A lift in household spending has been central to the sector’s performance. Consumer spending rose 4.6 per cent year-on-year to February 2026, supported by easing inflation and improving real incomes.

That shift flowed directly into retailer performance, with average EBIT margins across major retailers rising to 8.9 per cent in the first half of 2026, their strongest level in several years.

“Stronger consumer spending was critical in restoring momentum to the retail sector,” Mr Read said.

“Retailers have generally been better able to absorb costs, rebuild margins and support sustainable rental outcomes, particularly in higher-quality centres.”
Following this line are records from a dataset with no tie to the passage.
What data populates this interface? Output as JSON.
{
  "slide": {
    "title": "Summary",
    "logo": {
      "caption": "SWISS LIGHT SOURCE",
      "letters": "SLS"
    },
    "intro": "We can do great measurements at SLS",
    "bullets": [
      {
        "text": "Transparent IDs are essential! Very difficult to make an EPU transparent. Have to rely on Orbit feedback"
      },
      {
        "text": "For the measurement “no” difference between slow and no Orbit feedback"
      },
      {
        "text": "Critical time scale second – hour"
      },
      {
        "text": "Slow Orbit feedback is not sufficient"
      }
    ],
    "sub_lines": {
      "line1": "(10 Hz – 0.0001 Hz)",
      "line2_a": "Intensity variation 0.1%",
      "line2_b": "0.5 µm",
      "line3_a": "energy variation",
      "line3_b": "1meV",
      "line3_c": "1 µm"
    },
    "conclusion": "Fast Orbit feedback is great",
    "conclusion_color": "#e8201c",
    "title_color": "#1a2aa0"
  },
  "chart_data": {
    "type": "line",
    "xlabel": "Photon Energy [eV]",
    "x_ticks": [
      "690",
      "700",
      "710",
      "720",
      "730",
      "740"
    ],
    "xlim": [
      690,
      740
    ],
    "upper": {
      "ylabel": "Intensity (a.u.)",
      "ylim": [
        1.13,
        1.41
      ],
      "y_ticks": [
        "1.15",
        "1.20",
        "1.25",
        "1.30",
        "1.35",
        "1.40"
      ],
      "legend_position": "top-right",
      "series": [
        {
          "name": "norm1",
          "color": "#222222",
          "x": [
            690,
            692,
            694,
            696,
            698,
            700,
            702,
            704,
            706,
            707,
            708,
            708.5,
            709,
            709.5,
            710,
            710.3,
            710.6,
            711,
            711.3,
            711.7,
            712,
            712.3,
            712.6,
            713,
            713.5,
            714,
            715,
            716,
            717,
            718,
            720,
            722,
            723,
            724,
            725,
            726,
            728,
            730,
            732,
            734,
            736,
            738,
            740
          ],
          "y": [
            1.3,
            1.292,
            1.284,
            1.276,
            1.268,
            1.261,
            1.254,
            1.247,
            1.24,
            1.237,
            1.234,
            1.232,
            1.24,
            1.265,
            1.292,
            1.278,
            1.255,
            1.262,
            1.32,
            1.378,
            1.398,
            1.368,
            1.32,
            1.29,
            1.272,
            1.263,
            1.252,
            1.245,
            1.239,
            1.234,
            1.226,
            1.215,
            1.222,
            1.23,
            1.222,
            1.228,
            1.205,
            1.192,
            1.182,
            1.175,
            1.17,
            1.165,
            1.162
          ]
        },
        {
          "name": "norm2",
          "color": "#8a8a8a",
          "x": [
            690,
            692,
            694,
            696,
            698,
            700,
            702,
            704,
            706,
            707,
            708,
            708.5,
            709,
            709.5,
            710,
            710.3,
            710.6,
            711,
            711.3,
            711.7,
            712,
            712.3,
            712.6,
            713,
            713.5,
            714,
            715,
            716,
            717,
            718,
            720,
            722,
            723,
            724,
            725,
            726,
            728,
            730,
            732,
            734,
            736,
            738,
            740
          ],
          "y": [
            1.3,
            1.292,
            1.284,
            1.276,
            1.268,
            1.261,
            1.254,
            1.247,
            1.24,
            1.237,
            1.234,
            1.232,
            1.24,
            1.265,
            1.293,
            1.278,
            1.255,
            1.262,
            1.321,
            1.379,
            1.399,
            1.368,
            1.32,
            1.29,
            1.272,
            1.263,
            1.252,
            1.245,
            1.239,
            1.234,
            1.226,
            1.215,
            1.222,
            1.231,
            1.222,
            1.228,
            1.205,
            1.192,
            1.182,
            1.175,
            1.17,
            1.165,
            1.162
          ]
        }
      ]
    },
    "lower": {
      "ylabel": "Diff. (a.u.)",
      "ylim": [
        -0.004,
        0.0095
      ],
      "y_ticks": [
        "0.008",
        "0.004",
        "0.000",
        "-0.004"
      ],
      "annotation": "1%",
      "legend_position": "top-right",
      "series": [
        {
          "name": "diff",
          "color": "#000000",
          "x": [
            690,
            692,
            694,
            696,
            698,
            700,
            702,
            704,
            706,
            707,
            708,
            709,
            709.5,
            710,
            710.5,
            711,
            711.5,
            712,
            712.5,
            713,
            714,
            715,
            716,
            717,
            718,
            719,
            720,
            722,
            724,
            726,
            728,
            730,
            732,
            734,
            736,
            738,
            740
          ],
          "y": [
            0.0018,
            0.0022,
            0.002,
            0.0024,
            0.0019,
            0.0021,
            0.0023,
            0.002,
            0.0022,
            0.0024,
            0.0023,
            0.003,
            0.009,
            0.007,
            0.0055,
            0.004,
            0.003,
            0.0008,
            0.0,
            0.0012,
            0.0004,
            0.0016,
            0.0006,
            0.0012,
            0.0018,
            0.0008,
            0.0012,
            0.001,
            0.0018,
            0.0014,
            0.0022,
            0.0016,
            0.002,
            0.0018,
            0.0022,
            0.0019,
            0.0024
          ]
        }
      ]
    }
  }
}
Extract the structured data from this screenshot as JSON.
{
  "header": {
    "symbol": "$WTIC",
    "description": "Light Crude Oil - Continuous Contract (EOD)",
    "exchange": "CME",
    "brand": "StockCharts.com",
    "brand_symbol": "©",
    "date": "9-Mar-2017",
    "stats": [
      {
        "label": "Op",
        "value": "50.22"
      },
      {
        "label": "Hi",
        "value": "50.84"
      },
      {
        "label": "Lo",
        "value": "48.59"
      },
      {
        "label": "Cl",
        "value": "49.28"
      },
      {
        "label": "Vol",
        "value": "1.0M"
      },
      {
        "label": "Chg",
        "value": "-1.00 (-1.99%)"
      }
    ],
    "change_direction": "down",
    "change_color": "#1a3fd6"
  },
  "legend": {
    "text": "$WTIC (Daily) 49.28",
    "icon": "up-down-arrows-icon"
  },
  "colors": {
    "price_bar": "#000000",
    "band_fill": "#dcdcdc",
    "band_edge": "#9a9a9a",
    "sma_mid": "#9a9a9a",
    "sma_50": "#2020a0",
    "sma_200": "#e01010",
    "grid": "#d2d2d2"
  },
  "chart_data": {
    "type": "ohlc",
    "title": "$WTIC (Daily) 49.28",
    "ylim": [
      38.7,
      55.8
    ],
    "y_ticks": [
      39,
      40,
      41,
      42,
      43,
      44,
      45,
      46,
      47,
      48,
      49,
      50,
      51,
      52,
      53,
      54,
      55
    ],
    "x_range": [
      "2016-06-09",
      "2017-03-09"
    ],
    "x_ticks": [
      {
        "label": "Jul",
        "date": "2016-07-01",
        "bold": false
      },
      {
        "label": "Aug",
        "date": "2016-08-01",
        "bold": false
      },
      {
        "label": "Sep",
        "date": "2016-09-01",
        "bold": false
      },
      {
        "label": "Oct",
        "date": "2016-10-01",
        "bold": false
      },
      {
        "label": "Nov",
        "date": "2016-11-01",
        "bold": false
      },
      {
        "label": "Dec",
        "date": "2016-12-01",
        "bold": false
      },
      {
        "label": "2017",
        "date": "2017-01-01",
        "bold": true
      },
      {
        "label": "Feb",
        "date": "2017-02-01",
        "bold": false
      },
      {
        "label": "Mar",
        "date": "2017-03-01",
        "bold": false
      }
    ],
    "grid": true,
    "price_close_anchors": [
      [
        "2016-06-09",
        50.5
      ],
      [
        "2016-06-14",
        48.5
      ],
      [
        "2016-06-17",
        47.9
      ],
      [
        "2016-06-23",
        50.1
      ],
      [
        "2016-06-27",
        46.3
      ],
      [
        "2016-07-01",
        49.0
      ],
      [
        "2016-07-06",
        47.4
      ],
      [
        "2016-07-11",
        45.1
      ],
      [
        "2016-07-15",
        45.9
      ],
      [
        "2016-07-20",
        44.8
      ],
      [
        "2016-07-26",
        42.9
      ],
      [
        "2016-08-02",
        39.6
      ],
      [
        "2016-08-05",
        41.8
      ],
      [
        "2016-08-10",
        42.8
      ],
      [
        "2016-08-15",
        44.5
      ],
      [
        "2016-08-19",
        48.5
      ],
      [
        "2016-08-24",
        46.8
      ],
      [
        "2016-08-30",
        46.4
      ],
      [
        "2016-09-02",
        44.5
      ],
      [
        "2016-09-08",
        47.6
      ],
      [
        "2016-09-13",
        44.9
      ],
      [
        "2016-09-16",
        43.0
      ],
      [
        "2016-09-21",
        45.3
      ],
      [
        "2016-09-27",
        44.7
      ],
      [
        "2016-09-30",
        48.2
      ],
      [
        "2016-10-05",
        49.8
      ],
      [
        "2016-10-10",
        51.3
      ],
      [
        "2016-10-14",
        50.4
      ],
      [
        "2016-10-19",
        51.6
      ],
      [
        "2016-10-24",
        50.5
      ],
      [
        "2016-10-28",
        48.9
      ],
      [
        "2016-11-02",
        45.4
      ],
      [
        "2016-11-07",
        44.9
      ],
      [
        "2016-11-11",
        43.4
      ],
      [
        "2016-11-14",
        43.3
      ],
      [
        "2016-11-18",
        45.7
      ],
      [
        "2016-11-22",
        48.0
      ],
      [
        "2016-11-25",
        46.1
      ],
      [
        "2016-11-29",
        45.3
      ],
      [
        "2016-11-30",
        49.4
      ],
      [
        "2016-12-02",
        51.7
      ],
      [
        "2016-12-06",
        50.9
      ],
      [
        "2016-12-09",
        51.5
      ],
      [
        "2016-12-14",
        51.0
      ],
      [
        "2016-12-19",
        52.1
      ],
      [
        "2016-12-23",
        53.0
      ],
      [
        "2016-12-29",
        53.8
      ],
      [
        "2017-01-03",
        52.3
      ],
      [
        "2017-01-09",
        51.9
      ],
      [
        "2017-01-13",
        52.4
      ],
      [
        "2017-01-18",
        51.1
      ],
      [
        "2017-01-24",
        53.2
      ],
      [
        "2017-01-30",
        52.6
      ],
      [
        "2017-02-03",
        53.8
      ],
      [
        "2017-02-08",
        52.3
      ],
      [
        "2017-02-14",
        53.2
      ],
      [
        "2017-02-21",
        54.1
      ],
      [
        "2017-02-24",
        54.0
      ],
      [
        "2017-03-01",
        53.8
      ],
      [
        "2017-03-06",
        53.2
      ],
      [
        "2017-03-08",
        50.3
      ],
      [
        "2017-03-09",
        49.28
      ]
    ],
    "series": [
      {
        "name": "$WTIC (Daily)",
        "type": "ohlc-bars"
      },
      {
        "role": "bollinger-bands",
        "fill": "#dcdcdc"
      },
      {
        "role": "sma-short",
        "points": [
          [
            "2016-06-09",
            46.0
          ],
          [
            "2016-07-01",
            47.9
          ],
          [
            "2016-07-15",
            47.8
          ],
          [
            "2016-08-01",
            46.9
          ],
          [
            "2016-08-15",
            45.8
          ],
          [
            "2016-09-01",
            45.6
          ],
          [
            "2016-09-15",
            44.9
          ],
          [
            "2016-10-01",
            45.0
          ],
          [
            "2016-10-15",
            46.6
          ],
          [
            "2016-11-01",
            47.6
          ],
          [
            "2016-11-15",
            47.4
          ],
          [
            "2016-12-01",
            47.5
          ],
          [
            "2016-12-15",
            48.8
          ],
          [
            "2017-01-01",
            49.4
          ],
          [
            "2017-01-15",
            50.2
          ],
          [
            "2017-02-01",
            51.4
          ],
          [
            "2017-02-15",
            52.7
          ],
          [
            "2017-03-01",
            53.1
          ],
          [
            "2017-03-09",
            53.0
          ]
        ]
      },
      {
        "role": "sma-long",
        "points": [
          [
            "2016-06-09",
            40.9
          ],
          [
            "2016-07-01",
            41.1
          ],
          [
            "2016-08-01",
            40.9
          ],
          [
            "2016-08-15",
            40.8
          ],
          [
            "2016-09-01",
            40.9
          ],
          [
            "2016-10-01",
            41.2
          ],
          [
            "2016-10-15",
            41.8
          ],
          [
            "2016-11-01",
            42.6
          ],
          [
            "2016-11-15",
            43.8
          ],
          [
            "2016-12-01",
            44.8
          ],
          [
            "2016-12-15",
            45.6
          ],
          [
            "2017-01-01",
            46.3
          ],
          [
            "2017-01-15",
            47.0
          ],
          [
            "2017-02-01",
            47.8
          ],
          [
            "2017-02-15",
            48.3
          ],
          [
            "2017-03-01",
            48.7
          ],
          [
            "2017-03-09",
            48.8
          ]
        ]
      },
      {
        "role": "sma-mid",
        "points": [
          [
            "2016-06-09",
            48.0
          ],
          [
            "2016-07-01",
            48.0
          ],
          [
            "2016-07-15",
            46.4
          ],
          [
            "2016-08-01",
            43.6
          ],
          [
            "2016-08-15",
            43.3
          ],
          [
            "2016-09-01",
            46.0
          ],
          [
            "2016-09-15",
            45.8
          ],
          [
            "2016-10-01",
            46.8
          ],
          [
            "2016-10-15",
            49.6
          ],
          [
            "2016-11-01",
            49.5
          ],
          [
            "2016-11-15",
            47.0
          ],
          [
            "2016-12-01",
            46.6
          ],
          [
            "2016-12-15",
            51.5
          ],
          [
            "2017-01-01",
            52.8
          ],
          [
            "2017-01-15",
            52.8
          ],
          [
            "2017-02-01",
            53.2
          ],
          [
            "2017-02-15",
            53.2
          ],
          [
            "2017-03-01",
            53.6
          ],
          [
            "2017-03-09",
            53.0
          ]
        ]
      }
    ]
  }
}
Improved trading conditions also pushed leasing spreads up 4.2 per cent in 2025, reinforcing income growth and supporting capital values.

Geopolitical tensions begin to bite

But the outlook has become more complicated. The report warns that escalating conflict in the Middle East and its impact on fuel prices, supply chains and interest rates could weigh heavily on consumer spending.

“Higher fuel prices, flow-on cost pressures across supply chains, and recent interest rate increases are collectively squeezing household budgets, and early consumer sentiment data suggests confidence is already softening,” Mr Read said.

“While household balance sheets remain generally resilient, heightened uncertainty over future costs is likely to weigh on spending — particularly in discretionary categories — in the months ahead.”

The impact is already being felt in investment activity. While the year began strongly, transaction volumes slowed in March as investors paused amid the uncertainty.

“Early indicators suggest elevated uncertainty has already begun to affect the market. While retail investment enjoyed its strongest start to a year in a decade, with nearly $3 billion transacted by the end of February, activity stalled in March, as investors took a pause amid elevated uncertainty,” Mr Read said.

Solid foundations support medium-term outlook

Despite the near-term headwinds, Knight Frank maintains that the sector’s underlying fundamentals remain strong. Limited new supply, high construction costs and population growth are expected to continue supporting rental growth over the medium term.

“Retail has entered this period of uncertainty from a position of strength,” Mr Read said.

“Supply-side constraints, population growth and improving income fundamentals remain powerful structural supports for the sector.”

The report highlights several trends shaping the year ahead, including steady yields as interest rates rise, mounting pressure on tenant margins, continued outperformance of prime centres, the growing need for logistics integration, and risks linked to underinvestment in capital expenditure.

For now, retail remains a sector with momentum, but one increasingly at the mercy of forces far beyond the shopping centre.